There are a lot of extraordinarily smart people and every now and then one (me) gets the chance to listen to them speak. Such was the case this week at the 7th International Conference on Complex Systems here in Boston. Though I couldn't attend the whole thing, I did have the opportunity to dip in for some very interesting presentations. And Jeff Stamps and I even got plenary time for our talk, Are Organizations Networks? (Contest: Guess what we think?)
I've already blogged Science Editor Barbara Jasny's inside look at publishing in this esteemed journal. Though I missed it, attendees, including my hubby, raved about Phil Zimbardo's flashy presentation on The Lucifer Effect: Understanding How Good People Turn Evil, his new book. Dr. Zimbardo explains the material he presented at the conference:
The Lucifer Effect tells, for the first time, the full story behind the Stanford Prison Experiment, a now-classic study I conducted in 1971. In that study, normal college students were randomly assigned to play the role of guard or inmate for two weeks in a simulated prison, yet the guards quickly became so brutal that the experiment had to be shut down after only six days.
Two presentations that I wandered into without knowing what I was doing turned out to be very interesting: Raffaele Calabretta is a researcher at the Institute of Cognitive Science and Technologies of the Italian National Research Council...and a novelist. Dr. Calabretta's novel, The Movie of Emotions (Il Film Delle Emozioni) uses a variety of forms -- diary, files, a film script -- strung together as tidbits in which the main character struggles with his desire to be happy while exploring concepts of complexity. Tall-order writing, awaiting an American publisher, at which point I will be an early one to render an opinion on how successfully he has carried it off. Great idea in the spirit of experimental literature.
Later, in search of an outlet, I took a seat in the back of the room at a plenary session, where the guy at the front first got my attention because he looked a bit like someone I know then caused me to stop typing when I heard him say "tensegrity," key word of our beloved mentor, Bucky Fuller, and geodesic, and even Fuller. Dr. Don Ingber's talk, Principles of Bio-inspired Engineering, included his pulling out a tensegrity toy. He's got a whole lab at Boston's Children's Hospital where they study cell development and regulation that includes Bucky's principles, which is what he talked about (I think):
We introduced the concept that living cells stabilize their internal cytoskeleton, and control their shape and mechanics, using the architectural system first described by Buckminster Fuller known as "tensegrity."

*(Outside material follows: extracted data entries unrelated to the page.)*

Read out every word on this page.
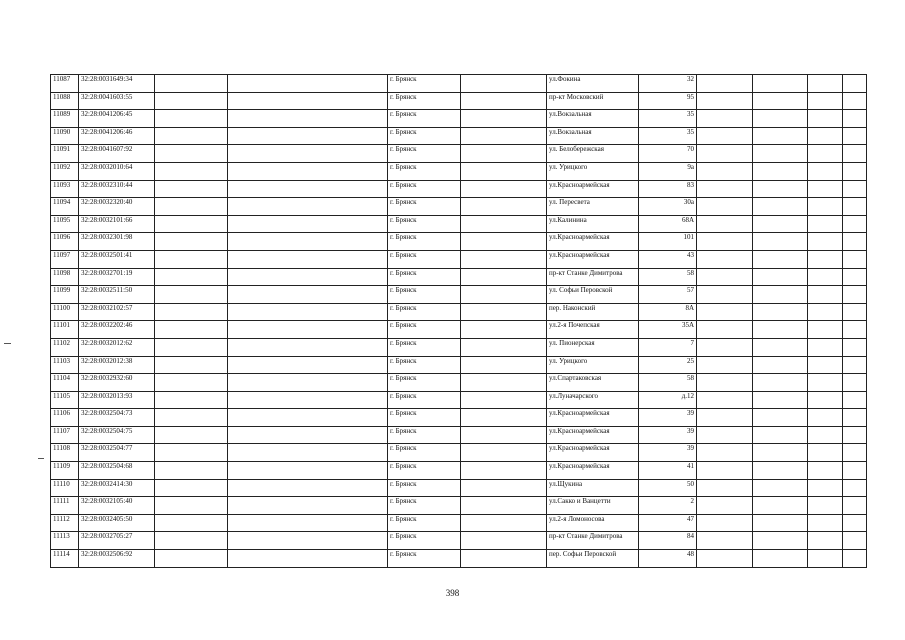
11087	32:28:0031649:34			г. Брянск		ул.Фокина	32				
11088	32:28:0041603:55			г. Брянск		пр-кт Московский	95				
11089	32:28:0041206:45			г. Брянск		ул.Вокзальная	35				
11090	32:28:0041206:46			г. Брянск		ул.Вокзальная	35				
11091	32:28:0041607:92			г. Брянск		ул. Белобережская	70				
11092	32:28:0032010:64			г. Брянск		ул. Урицкого	9а				
11093	32:28:0032310:44			г. Брянск		ул.Красноармейская	83				
11094	32:28:0032320:40			г. Брянск		ул. Пересвета	30а				
11095	32:28:0032101:66			г. Брянск		ул.Калинина	68А				
11096	32:28:0032301:98			г. Брянск		ул.Красноармейская	101				
11097	32:28:0032501:41			г. Брянск		ул.Красноармейская	43				
11098	32:28:0032701:19			г. Брянск		пр-кт Станке Димитрова	58				
11099	32:28:0032511:50			г. Брянск		ул. Софьи Перовской	57				
11100	32:28:0032102:57			г. Брянск		пер. Наконский	8А				
11101	32:28:0032202:46			г. Брянск		ул.2-я Почепская	35А				
11102	32:28:0032012:62			г. Брянск		ул. Пионерская	7				
11103	32:28:0032012:38			г. Брянск		ул. Урицкого	25				
11104	32:28:0032932:60			г. Брянск		ул.Спартаковская	58				
11105	32:28:0032013:93			г. Брянск		ул.Луначарского	д.12				
11106	32:28:0032504:73			г. Брянск		ул.Красноармейская	39				
11107	32:28:0032504:75			г. Брянск		ул.Красноармейская	39				
11108	32:28:0032504:77			г. Брянск		ул.Красноармейская	39				
11109	32:28:0032504:68			г. Брянск		ул.Красноармейская	41				
11110	32:28:0032414:30			г. Брянск		ул.Щукина	50				
11111	32:28:0032105:40			г. Брянск		ул.Сакко и Ванцетти	2				
11112	32:28:0032405:50			г. Брянск		ул.2-я Ломоносова	47				
11113	32:28:0032705:27			г. Брянск		пр-кт Станке Димитрова	84				
11114	32:28:0032506:92			г. Брянск		пер. Софьи Перовской	48				
398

This post is getting long and I haven't even tackled the remarks of the banquet speaker, Lt. Gen. Patrick Hughes (US Army, Retired), which provoked the taking of some six pages of notes. Big challenges ahead, folks, including environmental collapse, population explosion, and terrorism, and he put it to the complexity scientists at the meeting to get to work on them--fast. It was a soundless room until the questions began. I hope to have the time to relay what he said but, assuming I won't given the very near-term challenges I have (read deadlines), keep an eye out for the chance to hear him.